Solution: If the user mentions a SPEC-ID and "set up" / "prepare", defer to /speckit-pro:speckit-scaffold-spec. Grill-me triggers on "interview me", "grill me", "scope this", or when the input is a raw idea / transcript / brief without a SPEC-ID.

Interview hits the soft cap (30 questions) on every run

Cause: Either the input is genuinely complex (large feature, lots of unknowns) or the question generation is asking cosmetic / low-value questions instead of the highest-uncertainty branches first.

Solution: At the soft-cap checkpoint, the user can wrap up immediately. If this happens repeatedly on simple inputs, revisit the question-generation heuristic in references/interview-protocol.md — the rule is "ask the question that, if answered, eliminates the most uncertainty". Cosmetic questions get filtered out.

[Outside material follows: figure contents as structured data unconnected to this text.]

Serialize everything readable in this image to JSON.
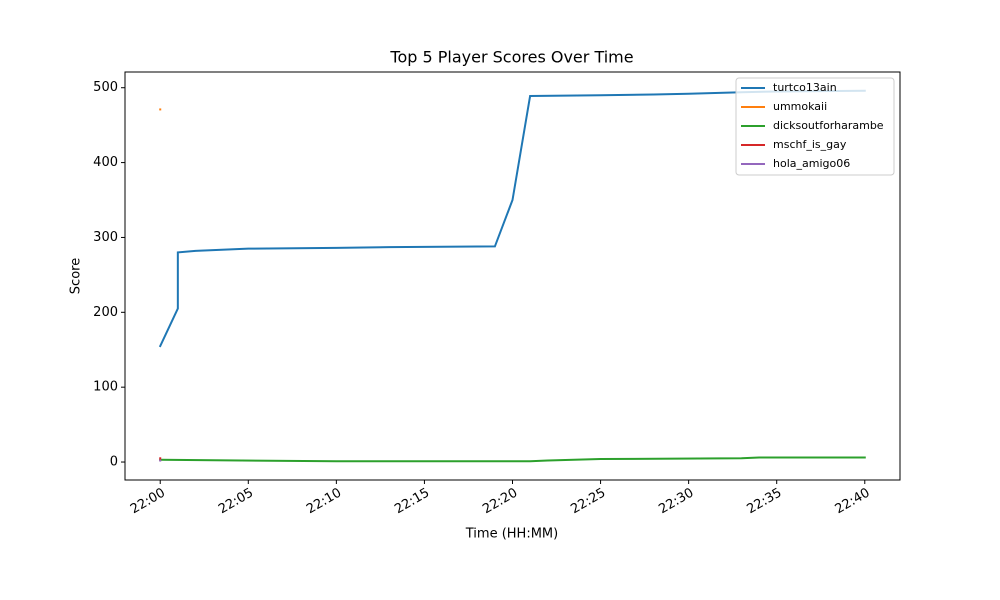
{
  "chart_data": {
    "type": "line",
    "title": "Top 5 Player Scores Over Time",
    "xlabel": "Time (HH:MM)",
    "ylabel": "Score",
    "xlim": [
      "21:58",
      "22:42"
    ],
    "xticks": [
      "22:00",
      "22:05",
      "22:10",
      "22:15",
      "22:20",
      "22:25",
      "22:30",
      "22:35",
      "22:40"
    ],
    "ylim": [
      -24,
      521
    ],
    "yticks": [
      0,
      100,
      200,
      300,
      400,
      500
    ],
    "legend": "upper right",
    "series": [
      {
        "name": "turtco13ain",
        "color": "#1f77b4",
        "x": [
          "22:00",
          "22:01",
          "22:01",
          "22:02",
          "22:05",
          "22:10",
          "22:13",
          "22:19",
          "22:20",
          "22:21",
          "22:25",
          "22:28",
          "22:30",
          "22:33",
          "22:35",
          "22:40"
        ],
        "values": [
          155,
          205,
          280,
          282,
          285,
          286,
          287,
          288,
          350,
          489,
          490,
          491,
          492,
          494,
          495,
          496
        ]
      },
      {
        "name": "ummokaii",
        "color": "#ff7f0e",
        "x": [
          "22:00",
          "22:00"
        ],
        "values": [
          471,
          471
        ]
      },
      {
        "name": "dicksoutforharambe",
        "color": "#2ca02c",
        "x": [
          "22:00",
          "22:10",
          "22:21",
          "22:22",
          "22:25",
          "22:33",
          "22:34",
          "22:40"
        ],
        "values": [
          3,
          1,
          1,
          2,
          4,
          5,
          6,
          6
        ]
      },
      {
        "name": "mschf_is_gay",
        "color": "#d62728",
        "x": [
          "22:00",
          "22:00"
        ],
        "values": [
          5,
          3
        ]
      },
      {
        "name": "hola_amigo06",
        "color": "#9467bd",
        "x": [
          "22:00",
          "22:00"
        ],
        "values": [
          2,
          2
        ]
      }
    ]
  }
}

Design concept doc has no "Open Questions" section / it's empty

Cause: The interview converged with no outstanding ambiguity, OR the synthesis step missed deferred items.

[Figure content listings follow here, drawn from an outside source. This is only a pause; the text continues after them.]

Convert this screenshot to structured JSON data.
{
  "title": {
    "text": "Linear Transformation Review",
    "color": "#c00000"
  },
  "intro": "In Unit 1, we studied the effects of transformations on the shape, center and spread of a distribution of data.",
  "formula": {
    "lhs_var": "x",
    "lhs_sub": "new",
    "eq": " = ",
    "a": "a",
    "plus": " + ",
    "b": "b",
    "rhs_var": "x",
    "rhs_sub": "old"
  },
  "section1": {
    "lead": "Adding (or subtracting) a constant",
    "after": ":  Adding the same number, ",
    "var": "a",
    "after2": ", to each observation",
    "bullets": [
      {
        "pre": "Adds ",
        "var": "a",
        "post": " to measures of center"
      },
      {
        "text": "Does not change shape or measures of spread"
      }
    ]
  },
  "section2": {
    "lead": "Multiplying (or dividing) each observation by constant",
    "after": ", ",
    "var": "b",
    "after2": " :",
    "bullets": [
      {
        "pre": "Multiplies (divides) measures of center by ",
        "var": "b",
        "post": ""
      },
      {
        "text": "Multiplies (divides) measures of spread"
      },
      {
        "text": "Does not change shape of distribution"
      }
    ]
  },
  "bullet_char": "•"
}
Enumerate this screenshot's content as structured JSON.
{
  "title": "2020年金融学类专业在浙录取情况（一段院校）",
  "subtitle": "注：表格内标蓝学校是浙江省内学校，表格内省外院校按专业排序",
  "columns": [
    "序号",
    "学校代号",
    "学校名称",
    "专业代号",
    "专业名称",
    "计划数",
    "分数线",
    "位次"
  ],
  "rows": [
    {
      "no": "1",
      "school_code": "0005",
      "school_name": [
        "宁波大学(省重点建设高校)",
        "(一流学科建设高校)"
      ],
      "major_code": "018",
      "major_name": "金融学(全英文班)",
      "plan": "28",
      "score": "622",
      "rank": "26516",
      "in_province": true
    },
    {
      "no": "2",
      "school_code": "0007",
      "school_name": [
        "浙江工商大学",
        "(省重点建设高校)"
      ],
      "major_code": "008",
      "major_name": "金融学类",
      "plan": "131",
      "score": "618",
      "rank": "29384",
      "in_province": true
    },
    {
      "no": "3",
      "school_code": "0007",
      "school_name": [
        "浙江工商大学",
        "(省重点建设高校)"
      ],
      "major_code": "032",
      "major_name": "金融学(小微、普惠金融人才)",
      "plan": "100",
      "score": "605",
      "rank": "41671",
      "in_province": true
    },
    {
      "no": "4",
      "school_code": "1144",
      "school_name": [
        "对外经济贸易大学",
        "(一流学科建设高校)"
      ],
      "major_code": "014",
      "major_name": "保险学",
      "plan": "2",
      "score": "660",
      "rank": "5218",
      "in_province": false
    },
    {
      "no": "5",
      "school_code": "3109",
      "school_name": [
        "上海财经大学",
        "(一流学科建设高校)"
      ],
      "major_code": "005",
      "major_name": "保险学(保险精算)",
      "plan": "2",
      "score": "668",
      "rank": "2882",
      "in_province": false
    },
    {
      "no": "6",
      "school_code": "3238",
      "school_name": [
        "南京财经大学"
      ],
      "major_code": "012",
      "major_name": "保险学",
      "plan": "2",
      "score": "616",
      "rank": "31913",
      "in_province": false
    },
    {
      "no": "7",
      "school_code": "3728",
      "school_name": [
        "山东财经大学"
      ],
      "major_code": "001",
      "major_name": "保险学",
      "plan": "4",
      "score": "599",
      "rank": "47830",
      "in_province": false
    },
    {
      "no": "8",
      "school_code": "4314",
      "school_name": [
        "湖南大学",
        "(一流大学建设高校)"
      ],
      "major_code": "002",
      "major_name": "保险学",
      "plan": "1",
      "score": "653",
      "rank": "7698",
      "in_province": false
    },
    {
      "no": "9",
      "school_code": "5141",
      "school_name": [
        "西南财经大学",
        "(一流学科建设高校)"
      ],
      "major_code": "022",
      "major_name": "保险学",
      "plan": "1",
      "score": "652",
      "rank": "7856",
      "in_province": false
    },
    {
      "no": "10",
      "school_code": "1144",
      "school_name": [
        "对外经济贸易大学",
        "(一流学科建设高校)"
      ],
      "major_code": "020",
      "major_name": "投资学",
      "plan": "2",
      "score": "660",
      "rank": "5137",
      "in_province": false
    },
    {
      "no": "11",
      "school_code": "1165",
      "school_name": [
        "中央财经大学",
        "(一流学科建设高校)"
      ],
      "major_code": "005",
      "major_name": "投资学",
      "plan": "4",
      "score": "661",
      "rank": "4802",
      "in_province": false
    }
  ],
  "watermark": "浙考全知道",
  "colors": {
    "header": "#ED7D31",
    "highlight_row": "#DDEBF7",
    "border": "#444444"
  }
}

Solution: If the user answered every question with confidence, an empty Open Questions section is correct (and a good sign). If you flagged items as deferred during the loop ("user said 'I don't know' or 'you decide'"), make sure those land in Open Questions during synthesis — that's where they belong, not the Q&A log.

Performance Notes

  • Take your time. The interview is supposed to feel slow and deliberate. A 30-question session over 30 minutes produces better alignment than a 10-question session over 5 minutes.
  • Quality > speed. A poorly-grounded recommendation is worse than no recommendation. If you don't have a basis for a recommended answer, mark it low-confidence in the option's description and lean on the alternatives.
  • Don't skip the design-tree-branch identification step. Walking branches in priority order (uncertainty × impact) is what makes the output valuable. Going in random order produces noise.

References

For detailed operational guidance, consult these files only as needed:

  • references/interview-protocol.md — full interview loop, question generation heuristics, stop conditions, recovery from edge cases (read before activating).
  • references/output-formats.md — Design Concept doc schema, file paths for standalone vs setup mode, body structure, and style rules (read before synthesis).
  • speckit-coach/references/slicing-heuristics.md — the single source of truth for SPIDR + INVEST + vertical-slicing and the ~400 reviewable-LOC ceiling (summarized inline in the slice-sizing branch; invoked via ${CLAUDE_PLUGIN_ROOT}/skills/speckit-coach/scripts/estimate-spec-size.sh).